On the other hand, Iris Osborn of Wainscott, cautioned about the loss of working-class residents. Plumbers, carpenters and electricians, she said, cannot afford to live here and so have moved away. Of those who can afford to stay, many live in Springs, where they are now getting priced out.

“You have to consider the working people,” she said. It’s wonderful to have a community with no trucks, but who’s going to service the people who live in those communities?”

Martin Drew of Springs, a lifelong carpenter who, immediately following the hearings, announced his write-in bid for the town supervisor’s seat in next month’s election, supported the street proposal, but, regarding the proposal regarding residential parking, suggested the town create “truck farms” in each hamlet, where truck owners could park.

“I think you guys need to identify at least one piece of commercially-zoned land in each hamlet so that tradesmen—that’s what we’re called—can network with each other,” he said, adding, “We are entitled to have some of these vehicles on our residences.”

He said he has a trailer in his yard, “And I don’t want you to take it away from me, and the reality is I use it for whatever I feel like using it for.”

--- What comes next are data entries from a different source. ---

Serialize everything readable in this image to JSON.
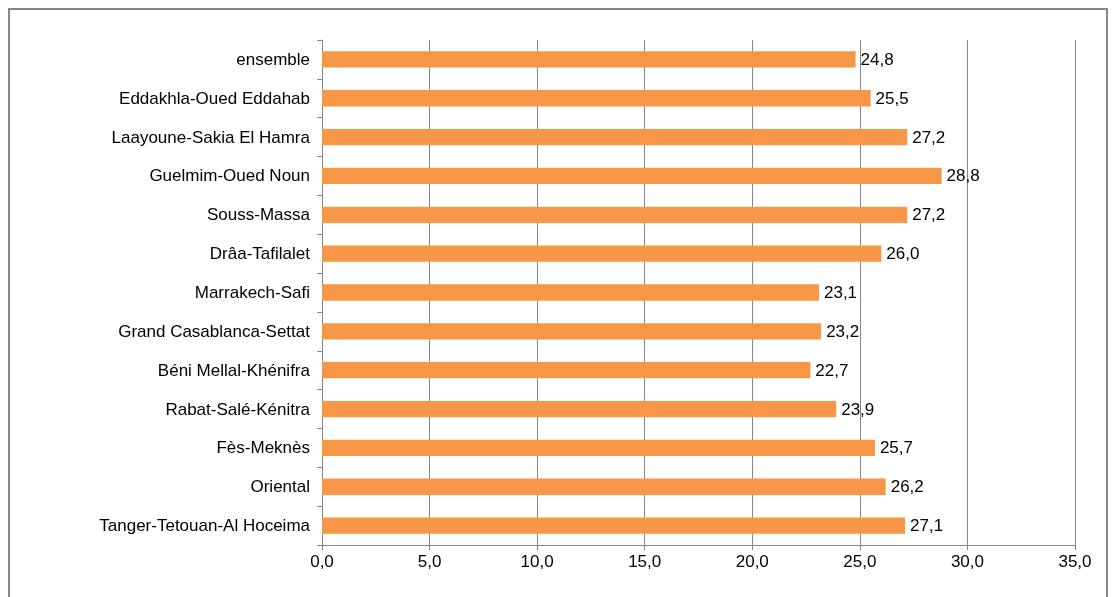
{
  "chart_data": {
    "type": "bar",
    "orientation": "horizontal",
    "categories": [
      "ensemble",
      "Eddakhla-Oued Eddahab",
      "Laayoune-Sakia El Hamra",
      "Guelmim-Oued Noun",
      "Souss-Massa",
      "Drâa-Tafilalet",
      "Marrakech-Safi",
      "Grand Casablanca-Settat",
      "Béni Mellal-Khénifra",
      "Rabat-Salé-Kénitra",
      "Fès-Meknès",
      "Oriental",
      "Tanger-Tetouan-Al Hoceima"
    ],
    "values": [
      24.8,
      25.5,
      27.2,
      28.8,
      27.2,
      26.0,
      23.1,
      23.2,
      22.7,
      23.9,
      25.7,
      26.2,
      27.1
    ],
    "value_labels": [
      "24,8",
      "25,5",
      "27,2",
      "28,8",
      "27,2",
      "26,0",
      "23,1",
      "23,2",
      "22,7",
      "23,9",
      "25,7",
      "26,2",
      "27,1"
    ],
    "color": "#f79646",
    "xlim": [
      0,
      35
    ],
    "xticks": [
      {
        "value": 0,
        "label": "0,0"
      },
      {
        "value": 5,
        "label": "5,0"
      },
      {
        "value": 10,
        "label": "10,0"
      },
      {
        "value": 15,
        "label": "15,0"
      },
      {
        "value": 20,
        "label": "20,0"
      },
      {
        "value": 25,
        "label": "25,0"
      },
      {
        "value": 30,
        "label": "30,0"
      },
      {
        "value": 35,
        "label": "35,0"
      }
    ],
    "grid": "x"
  }
}
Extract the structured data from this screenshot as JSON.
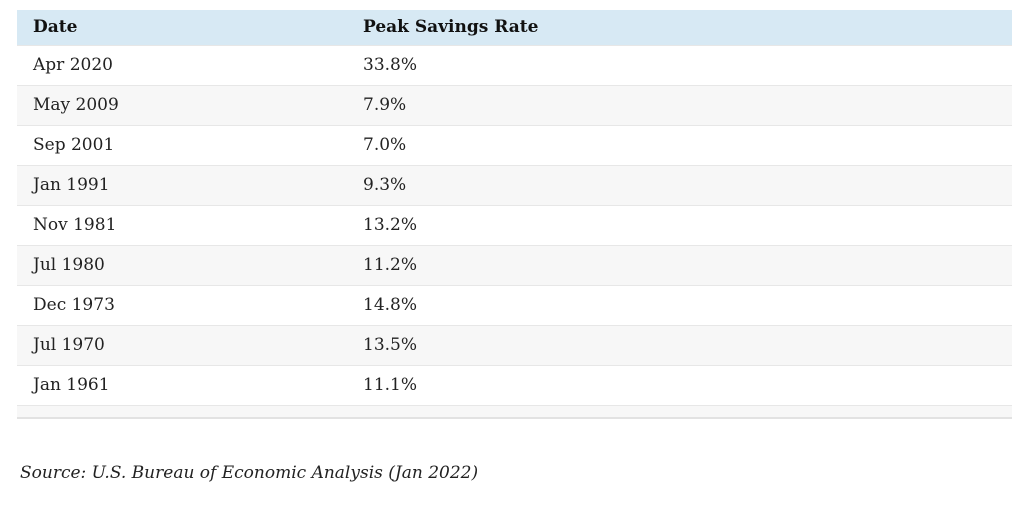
{
  "table": {
    "columns": [
      "Date",
      "Peak Savings Rate"
    ],
    "rows": [
      {
        "date": "Apr 2020",
        "rate": "33.8%"
      },
      {
        "date": "May 2009",
        "rate": "7.9%"
      },
      {
        "date": "Sep 2001",
        "rate": "7.0%"
      },
      {
        "date": "Jan 1991",
        "rate": "9.3%"
      },
      {
        "date": "Nov 1981",
        "rate": "13.2%"
      },
      {
        "date": "Jul 1980",
        "rate": "11.2%"
      },
      {
        "date": "Dec 1973",
        "rate": "14.8%"
      },
      {
        "date": "Jul 1970",
        "rate": "13.5%"
      },
      {
        "date": "Jan 1961",
        "rate": "11.1%"
      }
    ],
    "colors": {
      "header_bg": "#d7e9f4",
      "stripe_bg": "#f7f7f7",
      "border_color": "#e7e7e7",
      "text_color": "#222222"
    }
  },
  "source_note": "Source: U.S. Bureau of Economic Analysis (Jan 2022)",
  "chart_data": {
    "type": "table",
    "title": "",
    "columns": [
      "Date",
      "Peak Savings Rate"
    ],
    "categories": [
      "Apr 2020",
      "May 2009",
      "Sep 2001",
      "Jan 1991",
      "Nov 1981",
      "Jul 1980",
      "Dec 1973",
      "Jul 1970",
      "Jan 1961"
    ],
    "values": [
      33.8,
      7.9,
      7.0,
      9.3,
      13.2,
      11.2,
      14.8,
      13.5,
      11.1
    ],
    "value_unit": "%",
    "source": "Source: U.S. Bureau of Economic Analysis (Jan 2022)",
    "layout": {
      "header_background": "#d7e9f4",
      "zebra_striping": true,
      "grid": "horizontal-row-borders"
    }
  }
}
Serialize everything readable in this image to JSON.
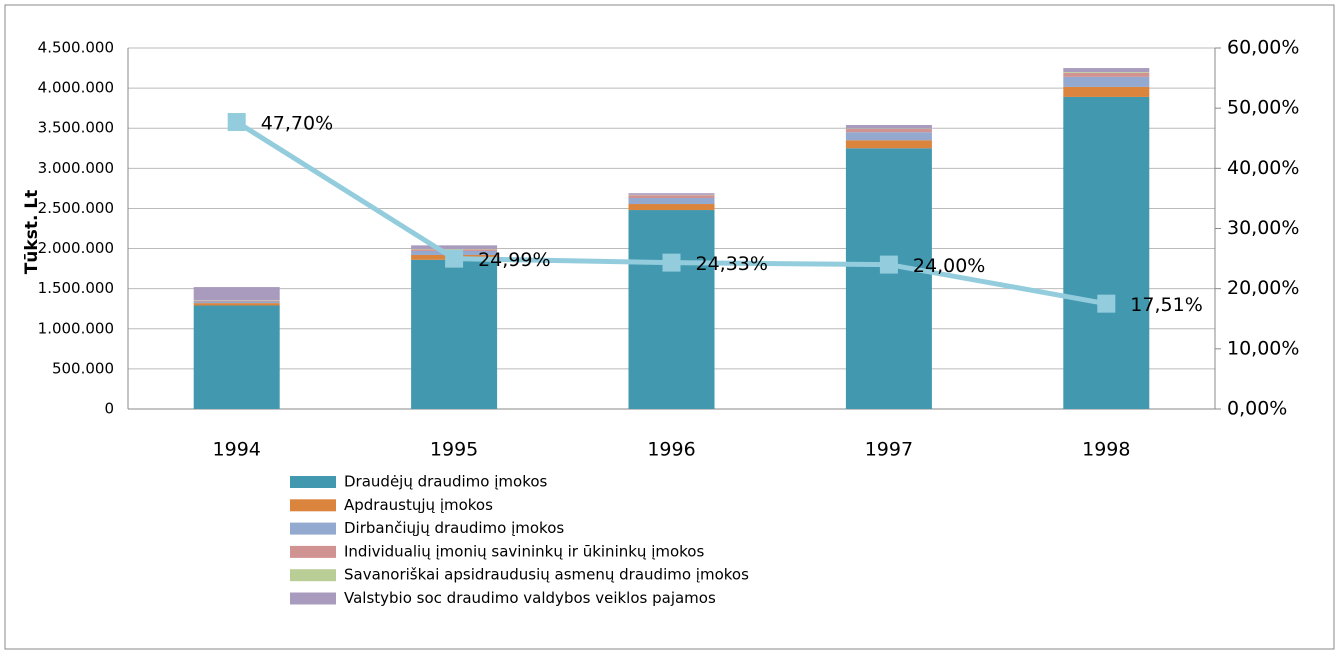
{
  "chart_data": {
    "type": "bar",
    "stacked": true,
    "y_label": "Tūkst. Lt",
    "categories": [
      "1994",
      "1995",
      "1996",
      "1997",
      "1998"
    ],
    "series": [
      {
        "name": "Draudėjų draudimo įmokos",
        "color": "#4198af",
        "values": [
          1290000,
          1860000,
          2480000,
          3250000,
          3890000
        ]
      },
      {
        "name": "Apdraustųjų įmokos",
        "color": "#db843d",
        "values": [
          30000,
          60000,
          75000,
          100000,
          125000
        ]
      },
      {
        "name": "Dirbančiųjų draudimo įmokos",
        "color": "#93a9cf",
        "values": [
          20000,
          50000,
          75000,
          100000,
          125000
        ]
      },
      {
        "name": "Individualių įmonių savininkų ir ūkininkų įmokos",
        "color": "#d19392",
        "values": [
          10000,
          20000,
          35000,
          40000,
          50000
        ]
      },
      {
        "name": "Savanoriškai apsidraudusių asmenų draudimo įmokos",
        "color": "#b9cd96",
        "values": [
          5000,
          5000,
          5000,
          5000,
          10000
        ]
      },
      {
        "name": "Valstybio soc draudimo valdybos veiklos pajamos",
        "color": "#a99bbd",
        "values": [
          165000,
          45000,
          20000,
          45000,
          50000
        ]
      },
      {
        "type": "line",
        "axis": "y2",
        "color": "#93cddd",
        "values": [
          47.7,
          24.99,
          24.33,
          24.0,
          17.51
        ],
        "value_labels": [
          "47,70%",
          "24,99%",
          "24,33%",
          "24,00%",
          "17,51%"
        ]
      }
    ],
    "ylim": [
      0,
      4500000
    ],
    "yticks": [
      0,
      {
        "value": 500000,
        "label": "500.000"
      },
      {
        "value": 1000000,
        "label": "1.000.000"
      },
      {
        "value": 1500000,
        "label": "1.500.000"
      },
      {
        "value": 2000000,
        "label": "2.000.000"
      },
      {
        "value": 2500000,
        "label": "2.500.000"
      },
      {
        "value": 3000000,
        "label": "3.000.000"
      },
      {
        "value": 3500000,
        "label": "3.500.000"
      },
      {
        "value": 4000000,
        "label": "4.000.000"
      },
      {
        "value": 4500000,
        "label": "4.500.000"
      }
    ],
    "y2lim": [
      0,
      60
    ],
    "y2ticks": [
      {
        "value": 0,
        "label": "0,00%"
      },
      {
        "value": 10,
        "label": "10,00%"
      },
      {
        "value": 20,
        "label": "20,00%"
      },
      {
        "value": 30,
        "label": "30,00%"
      },
      {
        "value": 40,
        "label": "40,00%"
      },
      {
        "value": 50,
        "label": "50,00%"
      },
      {
        "value": 60,
        "label": "60,00%"
      }
    ],
    "grid": true
  }
}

David Buda of Springs, sporting a green-and-yellow baseball cap with his hamlet’s name on it, displayed posters showing several photos of dump trucks, trailers and construction equipment, along with the addresses at which they have been parked, as well as different-weight vehicles.

He supported the street-parking law, which, he joked, closed a “loophole big enough to drive a Mack Truck through,” but suggested the board also include right-of-ways in addition to the roads, and that it apply to trailers in addition to commercially registered vehicles.

But he strongly opposed the residential parking proposal, saying it would exempt from the prohibition of “nonresidential activity” in residential zones the parking of up to two commercial vehicles.

He urged the board to go out and look and the trucks to determine where the line should be drawn, and the best line, he said, is under 14,000 pounds.